The purpose of this particular blog isn’t really to debate the merits of SSDs vs HDDs – when it comes to Cassandra, Al Tobey has written an excellent tuning guide that covers this. The question I want to pose, assuming SSDs will be part of your Cassandra implementation, is this: Does the choice of SSD matter?
I like to believe that it does- SSDs vary widely on their cost, performance, capacity, and also what I will put under the umbrella of robustness: durability (operating in a wide variety of conditions), consistent performance (does the drive perform the same out of the box as when near EOL? Is performance the same when the drive is empty as when full?), endurance (will the drive media last under the workload it will be subjected to?), and data integrity (has the drive been to shown to back up claims about preventing soft errors?).

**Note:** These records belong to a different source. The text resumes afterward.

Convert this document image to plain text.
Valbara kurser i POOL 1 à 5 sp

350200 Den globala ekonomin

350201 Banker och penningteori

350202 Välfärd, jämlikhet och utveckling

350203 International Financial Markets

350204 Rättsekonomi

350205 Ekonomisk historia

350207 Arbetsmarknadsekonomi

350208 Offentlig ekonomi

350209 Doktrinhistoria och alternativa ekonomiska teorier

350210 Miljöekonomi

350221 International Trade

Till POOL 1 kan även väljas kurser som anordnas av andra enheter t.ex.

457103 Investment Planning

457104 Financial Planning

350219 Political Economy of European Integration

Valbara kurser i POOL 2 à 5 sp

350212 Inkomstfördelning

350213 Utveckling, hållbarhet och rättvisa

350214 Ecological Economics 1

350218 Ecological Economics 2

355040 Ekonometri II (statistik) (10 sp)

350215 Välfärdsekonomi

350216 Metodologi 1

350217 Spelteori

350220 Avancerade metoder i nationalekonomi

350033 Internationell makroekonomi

There are several variables in the mix here- but what if you’re business model hinged up on making a sound architectural decision on this very topic? Well, Network Redux has introduced a new service called Seastar, which offers managed Cassandra hosting. You can read about Seastar’s own process for understanding Cassandra’s storage requirements and their conclusions here. The TLDR version if you’re in a rush: they selected the Intel® SSD Data Center S3710 Series stating “Our criterion was optimal price performance while weighing capacity, latency, endurance, and manufacturer reputation as important factors in our decision.”
Being an Intel employee, I’m happy with their analysis and selection. And being a human being, I will admit that with all things in life, YMMV, and I’d be interested in hearing stories about readers’ own considerations and experiences, not just with Cassandra, but your own infrastructure challenges and successes (and failures) over the years.